In this age of all-terrain vehicles, personal watercraft, snowmobiles, and helicopter tours over national parks, some believe American tourism teeters on the brink of excess. The national park system alone last year hosted 279 million visitors (by comparison, the total US population is 245 million). "It's a pile of people," says David Barna, spokesman for the National Park Service. "Every year for the past 40 years we've been getting about 10 million more visitors."

Wildlife advocates see danger in this combination of noise, pollution, and sheer numbers. "In Yellowstone, there are 2,000 to 3,000 snowmobiles a day. You can't sustain this much use," says Mr. Bader.

Now, the National Park Service is at the center of a controversy over whether limits should be imposed on motor-powered vehicles. A pending proposal restricts personal watercraft - also called jet skis - in certain parks, but allows them in most national recreation areas. Many conservationists think this doesn't go far enough. But park officials say a variety of activities are appropriate on public lands.

"There are lots of impacts on wildlife, and the effects from personal watercraft are pretty insignificant," says Derrick Crandall, president of the American Recreation Coalition. "We're not saying you should put snowmobiles and cross-country skiers on the same trail. But it's not either-or.... What this nation needs is more trails."

Environmentalists generally argue for the reverse. With 373,000 miles of National Forest roads - 8 times the total mileage of the US Interstate highways - activists have long clamored for closure of forest roads and jeep trails. The Forest Service has of late been limiting new roads and closing old ones. Still, there is no consensus on whether it's less harmful to sensitive species to spread out or further concentrate recreational use.

Some challenge whether any foray into the wild should be motor-powered. "Why not walk into a park? People's enjoyment of nature shouldn't be predicated by the use of machines," says Theresa Kintz, an editor at Earth First! Journal, in Eugene, Ore.

Earth First!, which Ms. Kintz terms "a philosophy, not an organization," might be described as the antithesis of commercialism. "Tourism represents only regard for humans," she says. "But these ecosystems have a right to exist beyond their value to humans."

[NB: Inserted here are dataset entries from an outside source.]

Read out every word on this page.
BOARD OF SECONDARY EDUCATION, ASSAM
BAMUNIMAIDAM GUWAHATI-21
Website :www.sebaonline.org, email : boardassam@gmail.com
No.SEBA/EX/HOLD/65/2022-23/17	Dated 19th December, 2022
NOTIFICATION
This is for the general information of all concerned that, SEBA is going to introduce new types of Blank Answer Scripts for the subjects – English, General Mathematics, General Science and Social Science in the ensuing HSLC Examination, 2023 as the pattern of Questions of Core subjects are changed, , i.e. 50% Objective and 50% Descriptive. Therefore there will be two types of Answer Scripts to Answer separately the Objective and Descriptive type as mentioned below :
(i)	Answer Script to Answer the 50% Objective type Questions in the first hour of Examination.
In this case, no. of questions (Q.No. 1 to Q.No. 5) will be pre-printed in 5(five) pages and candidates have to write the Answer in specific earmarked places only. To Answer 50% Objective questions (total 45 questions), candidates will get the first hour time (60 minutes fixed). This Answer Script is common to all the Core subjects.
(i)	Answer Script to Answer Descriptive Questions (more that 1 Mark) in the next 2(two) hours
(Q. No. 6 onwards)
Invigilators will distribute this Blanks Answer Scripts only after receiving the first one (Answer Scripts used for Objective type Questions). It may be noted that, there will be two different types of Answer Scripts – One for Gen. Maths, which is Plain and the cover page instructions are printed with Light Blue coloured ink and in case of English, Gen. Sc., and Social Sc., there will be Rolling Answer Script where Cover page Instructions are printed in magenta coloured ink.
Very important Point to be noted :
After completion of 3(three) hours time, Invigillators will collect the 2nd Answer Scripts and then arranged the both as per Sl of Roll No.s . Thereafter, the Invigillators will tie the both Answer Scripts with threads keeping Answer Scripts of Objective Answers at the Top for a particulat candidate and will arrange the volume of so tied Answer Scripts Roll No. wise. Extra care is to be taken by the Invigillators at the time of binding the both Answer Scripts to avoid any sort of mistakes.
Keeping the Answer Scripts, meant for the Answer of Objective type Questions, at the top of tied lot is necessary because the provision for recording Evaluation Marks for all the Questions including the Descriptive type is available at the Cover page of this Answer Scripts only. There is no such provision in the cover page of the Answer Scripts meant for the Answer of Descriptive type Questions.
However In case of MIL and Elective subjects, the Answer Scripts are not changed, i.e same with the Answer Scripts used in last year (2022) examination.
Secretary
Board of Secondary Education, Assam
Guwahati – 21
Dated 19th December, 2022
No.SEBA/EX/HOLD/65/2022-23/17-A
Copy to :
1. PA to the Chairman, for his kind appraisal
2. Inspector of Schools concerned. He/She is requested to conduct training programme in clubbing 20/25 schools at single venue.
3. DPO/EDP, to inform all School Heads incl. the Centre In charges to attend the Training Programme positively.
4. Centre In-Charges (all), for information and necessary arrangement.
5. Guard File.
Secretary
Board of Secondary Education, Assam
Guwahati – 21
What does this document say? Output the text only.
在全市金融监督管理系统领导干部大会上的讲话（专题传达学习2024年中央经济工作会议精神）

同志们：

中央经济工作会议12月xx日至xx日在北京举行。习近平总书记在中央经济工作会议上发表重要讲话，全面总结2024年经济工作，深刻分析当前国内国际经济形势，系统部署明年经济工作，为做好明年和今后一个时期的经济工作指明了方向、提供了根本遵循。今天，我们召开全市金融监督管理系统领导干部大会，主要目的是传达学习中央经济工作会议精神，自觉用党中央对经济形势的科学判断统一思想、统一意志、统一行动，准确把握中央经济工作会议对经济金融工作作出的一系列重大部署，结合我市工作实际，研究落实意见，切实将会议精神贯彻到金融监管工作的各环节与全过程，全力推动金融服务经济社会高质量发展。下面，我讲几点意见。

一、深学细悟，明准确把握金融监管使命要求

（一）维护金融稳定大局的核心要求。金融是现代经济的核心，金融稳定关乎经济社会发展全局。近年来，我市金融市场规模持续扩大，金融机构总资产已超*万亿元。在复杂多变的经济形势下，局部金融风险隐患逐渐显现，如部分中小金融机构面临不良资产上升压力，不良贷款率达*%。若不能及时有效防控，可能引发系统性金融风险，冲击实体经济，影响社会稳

As for the attack on Vail, Kintz says she does not condone it. "But I think that it speaks to the depth of people's despair about the state of the natural world."

Although an environmental group's claim of responsibility for the arson has not been confirmed, most agree that seeds for such an act were long in cultivation.

The ski industry "generates lots of environmental problems - enormous traffic, air pollution, water pollution, and costs to society, " says Tom Lustig, a lawyer for the National Wildlife Federation. Most of the country's ski areas operate on Forest Service land.

As more rural communities look to tourism to provide economic stability and jobs, such effects must be weighed, says Mr. Long of Colorado University. "As a matter of economic strategy, what you want is something you can do long term."